Food insecurity: Revised Emergency Appeal n° MDRMR004
This revised Emergency Appeal seeks CHF 1,794,192 in cash, kind or services, to support the Mauritanian Red Crescent (MRC) to assist 42,000 beneficiaries (75,000 including beneficiaries covered by the French Red Cross) for 12 months, and will be completed by December 2012. An interim six-month consolidated report will be submitted in July 2012 and a final report will be made available in March 2013, three months after the end of the operation.
CHF 200,000 was allocated from the International Federation of Red Cross and Red Crescent (IFRC) Disaster Relief Emergency Fund (DREF) in December to support this operation. Unearmarked funds to replenish DREF are encouraged.
The food insecurity situation in Mauritania continues to be of concern. The levels of cereal production deficit and of malnutrition identified in recent government assessments and confirmed by the staff and volunteers on the Mauritanian Red Crescent (MRC) in recent field visits, highlights that the there is still the threat of a severe food security crisis in the country. A recent UN survey highlighted that 700,000 people or more are at risk of food insecurity over the coming weeks, with a number of these (up to 110,000) being children.
Over the past weeks, the National Society has been implementing the planned assistance outlined in the preliminary emergency appeal and supported by the DREF start up funding. Due to limited funding and the many challenges of logistics and human resource capacity in a vast country such as Mauritania, the National Society has focused much of its efforts in the regions of Brakna and Gorgol (the latter in close cooperation with the French Red Cross).
Based on recent assessments made by MRC, supported by IFRC, the National Society has now decided to revise the focus and extent of its emergency appeal. The initial appeal targeted Brakna, Gorgol, Guidimaka, Assaba, Hod Garhbi and Hod Chargui regions and aimed to target 10,000 households across the six regions. To focus the National Society’s efforts and resources, MRC has decided to focus on two of the six regions (Brakna and Gorgol) in the first phase, extending its coverage in these two regions to reach 12,500 households. Further to funding received and the needs/ capacities present, MRC will consider extending their operation to a second phase conditional in the regions of Guidimaka and Assaba, based on assessments. Both Hod Garbhi and Hod Chargui are areas now classified as red zones and the National Society will not work there for security reasons unless the ¬ situation improves.

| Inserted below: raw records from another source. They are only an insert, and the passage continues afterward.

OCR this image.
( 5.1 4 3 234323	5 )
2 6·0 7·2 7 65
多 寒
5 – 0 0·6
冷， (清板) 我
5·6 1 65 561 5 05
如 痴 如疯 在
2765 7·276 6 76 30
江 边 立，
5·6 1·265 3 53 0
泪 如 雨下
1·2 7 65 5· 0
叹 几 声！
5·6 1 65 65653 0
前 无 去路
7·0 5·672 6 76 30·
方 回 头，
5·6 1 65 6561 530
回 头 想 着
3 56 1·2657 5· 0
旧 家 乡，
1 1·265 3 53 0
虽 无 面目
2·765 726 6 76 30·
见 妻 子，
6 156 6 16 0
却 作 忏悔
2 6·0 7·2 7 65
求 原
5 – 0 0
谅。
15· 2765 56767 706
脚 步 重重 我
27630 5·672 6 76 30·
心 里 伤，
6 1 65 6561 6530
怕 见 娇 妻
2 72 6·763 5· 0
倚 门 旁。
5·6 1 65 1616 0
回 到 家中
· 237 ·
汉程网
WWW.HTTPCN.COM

The National Society is working closely with the French Red Cross (CRF) as well as IFRC in this response. As part of the focus on Brakna and Gorgol region, MRC and IFRC will focus on the Brakna region, while CRF is focusing on the Gorgol region. The choice Brakna is justified in particular by the fact that it is the region with the highest rate of moderate acute malnutrition (MAM) of the regions covered by this appeal. Working together and supported by both IFRC and CRF, the National Society will assist 12,500 households in the two regions – 5,500 in Gorgol with CRF and 7,000 in Brakna with IFRC.
Within Brakna, MRC and IFRC will focus their support on the Maghta Lehjar department, a remote area where there are no other actors currently working and where there are few humanitarian or infrastructural support systems. In this, MRC will also be working closely with the government, particularly the Ministry of Health (MOH) and aims to cover the four towns, with focus on the 18 villages of the department. As mentioned above, due to the focus on logistics and human resources in one area, MRC will be able to assist more households but has also lowered the appeal budget from CHF 2,131, 749 to CHF 1,794,192.
The technical scope range of the appeal will however remain the same and MRC will aim to assist the affected communities in the two regions with appropriate and timely relief assistance for the following sectors:- food distributions; health; nutrition; water & sanitation; hygiene promotion; livelihoods; disaster risk reduction (DRR); and in the capacity building of the National Society. The National Society will aim to ensure that there is a comprehensive assistance place to support the affected population tackle issues of moderate or severe malnutrition through screening, referral and food distribution in the short-term, while looking to support health education and systems, livelihoods and DRR in the longer-term to ensure some sustainable support for these remote communities.
MRC is working on agreements with both WFP and UNICEF in relation to the delivery of the first phase supplementary feeding to assist malnourished children and families in Brakna and will look at partnerships with other organizations as this response evolves. The National Society is also working closely with MoH in its delivery of support to both communities and to local health centres.
Funds are urgently required to support this operation. Donors who have contributed to this appeal to date include the Japanese Red Cross Society, Red Cross of Monaco and the Swedish Red Cross. IFRC, on behalf of Mauritania Red Crescent, would like to thank these donors for their kind and generous support.